Sunday 18 November 2007

RNA isolation protocol (1)

RNA isolation by the rapid Guanidinium method
Materials

Mononuclear cell pellet isolated from 1 to 2 ml bone marrow or 5 ml whole blood
HBSS without Ca or Mg
RNA isolation solution I (25 g guanidinium thiocyanate (4 M final), 29.3 ml H2O, 1.76 ml 0.75 M sodium citrate, pH7.0 (25 mM final) , 2.64 ml 10% (w/v) N-lauroylsarcosine (0.5% final) dissolve at 65 degree celcius, store at room temperature (stable > or equal 3 months)
Do not inhale quanidinium thiocyanate and wear gloves when handling it, Do not expose guanidinium thiocyanate to acid conditions, because this may produce cyanide gas.
2 M sodium acetate, pH 4
Buffered phenol
24:1 (v/v) chloroform/isoamyl alcohol
100% and 70% (v/v) ethanol
RNA isolation solution II (10 ml RNA isolation solution I, 72 microlitre 2-mercaptoethanol (0.1 M final) Make fresh before each extraction)
DEPC-treated H2O

5 comments:

Dr Prasit Phowthongkum said...

1. Wash mononuclear cell pellete once with HBSS without Ca or Mg. Resuspened cells in HBSS and divide among three 1.54 ml microcentrifuge tubes. Microcentrifuge 2 min at 100 X g to pellet cells. Discard supernatant. Use immediately or store < or equal 4 months at -70 degree celcius. Use one tube to prepare RNA and the other two repeat assay.

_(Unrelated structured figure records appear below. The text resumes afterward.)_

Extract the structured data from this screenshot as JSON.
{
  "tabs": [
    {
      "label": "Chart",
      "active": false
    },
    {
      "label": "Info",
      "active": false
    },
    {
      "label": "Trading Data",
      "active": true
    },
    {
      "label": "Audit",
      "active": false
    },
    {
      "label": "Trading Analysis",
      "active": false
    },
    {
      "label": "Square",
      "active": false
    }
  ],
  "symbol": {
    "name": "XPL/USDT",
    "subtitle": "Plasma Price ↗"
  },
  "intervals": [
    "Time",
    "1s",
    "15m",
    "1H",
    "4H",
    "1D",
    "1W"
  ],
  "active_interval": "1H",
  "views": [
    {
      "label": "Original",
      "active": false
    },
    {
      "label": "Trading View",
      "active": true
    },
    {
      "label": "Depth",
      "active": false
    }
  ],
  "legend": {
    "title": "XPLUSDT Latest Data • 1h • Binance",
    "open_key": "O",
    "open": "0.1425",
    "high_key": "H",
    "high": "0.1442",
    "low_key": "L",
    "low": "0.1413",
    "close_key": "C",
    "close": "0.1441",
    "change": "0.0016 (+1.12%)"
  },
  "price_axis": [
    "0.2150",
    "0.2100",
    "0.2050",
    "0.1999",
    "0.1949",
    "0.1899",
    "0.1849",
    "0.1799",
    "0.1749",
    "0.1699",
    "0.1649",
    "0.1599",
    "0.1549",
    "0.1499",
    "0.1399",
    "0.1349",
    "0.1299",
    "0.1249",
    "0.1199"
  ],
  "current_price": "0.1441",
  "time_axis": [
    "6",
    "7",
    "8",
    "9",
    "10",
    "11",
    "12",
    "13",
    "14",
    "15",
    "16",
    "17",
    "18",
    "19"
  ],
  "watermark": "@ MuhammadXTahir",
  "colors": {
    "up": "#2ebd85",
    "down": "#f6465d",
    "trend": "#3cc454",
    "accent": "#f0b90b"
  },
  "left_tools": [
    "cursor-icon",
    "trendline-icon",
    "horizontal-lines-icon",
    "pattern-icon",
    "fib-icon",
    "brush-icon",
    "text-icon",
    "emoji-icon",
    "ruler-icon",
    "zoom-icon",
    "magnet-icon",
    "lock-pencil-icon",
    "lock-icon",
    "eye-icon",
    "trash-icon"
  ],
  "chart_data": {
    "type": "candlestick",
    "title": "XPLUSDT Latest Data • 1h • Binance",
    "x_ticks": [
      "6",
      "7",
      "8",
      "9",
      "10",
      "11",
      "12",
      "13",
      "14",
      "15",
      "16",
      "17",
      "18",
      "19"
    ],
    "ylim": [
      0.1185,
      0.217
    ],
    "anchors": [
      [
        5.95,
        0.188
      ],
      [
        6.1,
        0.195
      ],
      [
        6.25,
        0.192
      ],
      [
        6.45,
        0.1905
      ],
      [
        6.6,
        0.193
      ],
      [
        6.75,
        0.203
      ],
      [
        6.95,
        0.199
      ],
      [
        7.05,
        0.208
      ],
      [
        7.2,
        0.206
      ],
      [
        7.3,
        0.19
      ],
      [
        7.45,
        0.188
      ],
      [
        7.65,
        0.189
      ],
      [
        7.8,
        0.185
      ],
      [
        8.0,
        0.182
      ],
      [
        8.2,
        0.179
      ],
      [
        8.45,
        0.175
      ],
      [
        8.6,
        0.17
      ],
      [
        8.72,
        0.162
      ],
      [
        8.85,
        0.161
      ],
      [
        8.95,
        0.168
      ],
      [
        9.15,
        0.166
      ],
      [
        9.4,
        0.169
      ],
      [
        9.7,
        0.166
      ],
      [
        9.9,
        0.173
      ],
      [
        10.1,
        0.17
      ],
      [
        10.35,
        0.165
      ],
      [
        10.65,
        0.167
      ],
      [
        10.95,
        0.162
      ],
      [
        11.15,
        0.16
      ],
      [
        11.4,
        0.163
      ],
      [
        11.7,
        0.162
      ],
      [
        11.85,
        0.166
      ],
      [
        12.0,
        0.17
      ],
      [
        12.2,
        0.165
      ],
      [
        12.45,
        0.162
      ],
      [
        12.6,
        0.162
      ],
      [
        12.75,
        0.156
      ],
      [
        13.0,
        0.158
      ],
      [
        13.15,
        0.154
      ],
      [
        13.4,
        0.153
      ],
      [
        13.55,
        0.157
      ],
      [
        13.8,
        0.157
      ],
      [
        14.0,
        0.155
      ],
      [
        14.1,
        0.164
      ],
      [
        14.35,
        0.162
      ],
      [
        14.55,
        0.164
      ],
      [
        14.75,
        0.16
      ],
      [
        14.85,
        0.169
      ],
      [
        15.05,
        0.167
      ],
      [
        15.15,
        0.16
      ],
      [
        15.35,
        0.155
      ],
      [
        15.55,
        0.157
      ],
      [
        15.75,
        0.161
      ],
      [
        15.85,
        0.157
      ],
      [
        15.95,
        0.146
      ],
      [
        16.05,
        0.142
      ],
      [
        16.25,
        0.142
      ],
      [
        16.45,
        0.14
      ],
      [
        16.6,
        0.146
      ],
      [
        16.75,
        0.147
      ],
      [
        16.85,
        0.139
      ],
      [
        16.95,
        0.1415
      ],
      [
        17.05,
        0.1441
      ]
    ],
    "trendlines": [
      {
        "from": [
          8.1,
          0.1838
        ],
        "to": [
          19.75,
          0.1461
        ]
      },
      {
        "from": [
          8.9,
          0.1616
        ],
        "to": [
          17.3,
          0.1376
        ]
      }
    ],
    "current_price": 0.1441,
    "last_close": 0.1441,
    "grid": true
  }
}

Dr Prasit Phowthongkum said...

2. Add 0.5 ml RNA isolation solution I to cell pellet. Disrupt cells by repeated aspiration. Add 0.05 ml of 2 M sodium acetate. Vortex and microcentrifuge briefly at maximum speed. Add 0.5 ml buffered phenol. Vortex and microcentrifuge. Add 0.1 ml of 24:1 chloroform/isoamyl alcohol. Vortex and microcentrifuge 15 min at maximum speed 4 degree celcius.

Dr Prasit Phowthongkum said...

3. remove 0.4 ml of aqueous (upper) phase to a clean 1.5 ml tube that contains 0.8 ml of 100% ethanol, taking care not to disturb interface. Incubate > 1 hr at -20 degree celcius. Microcentrifuge 15 min at maximum speed, 4 degree celcius. Discard supernatant.

Dr Prasit Phowthongkum said...

4. Add 300 microlitre RNA isolation solution II to pellet and vortex to suspend. Microcentrifuge briefly at maximum speed. Add 600 microlitre of 100% ethanol and mix. Incubate > or equal 1 hr at -20 degree celcius. Microcentrifuge 15 min at high speed, 4 degree celcius. Discard supernatant. Wash pellet with 0.5 ml of 70% ethanol. Discard ethanol. If pellet dislodges from bottom of tube, microcentrifuge 5 min at high speed, 4 degree celcius before removing ethanol.

Dr Prasit Phowthongkum said...

5. Cover open tubes with Paraffin and pierce several times with a fine needle. Dry pellet briefly under vacuum or dry on bench. Store dry RNA < or equal 2 months at – 70 degree celcius or below, or dissolve in 20 microlitre DEPC-treated water if the assay will carried out immediately.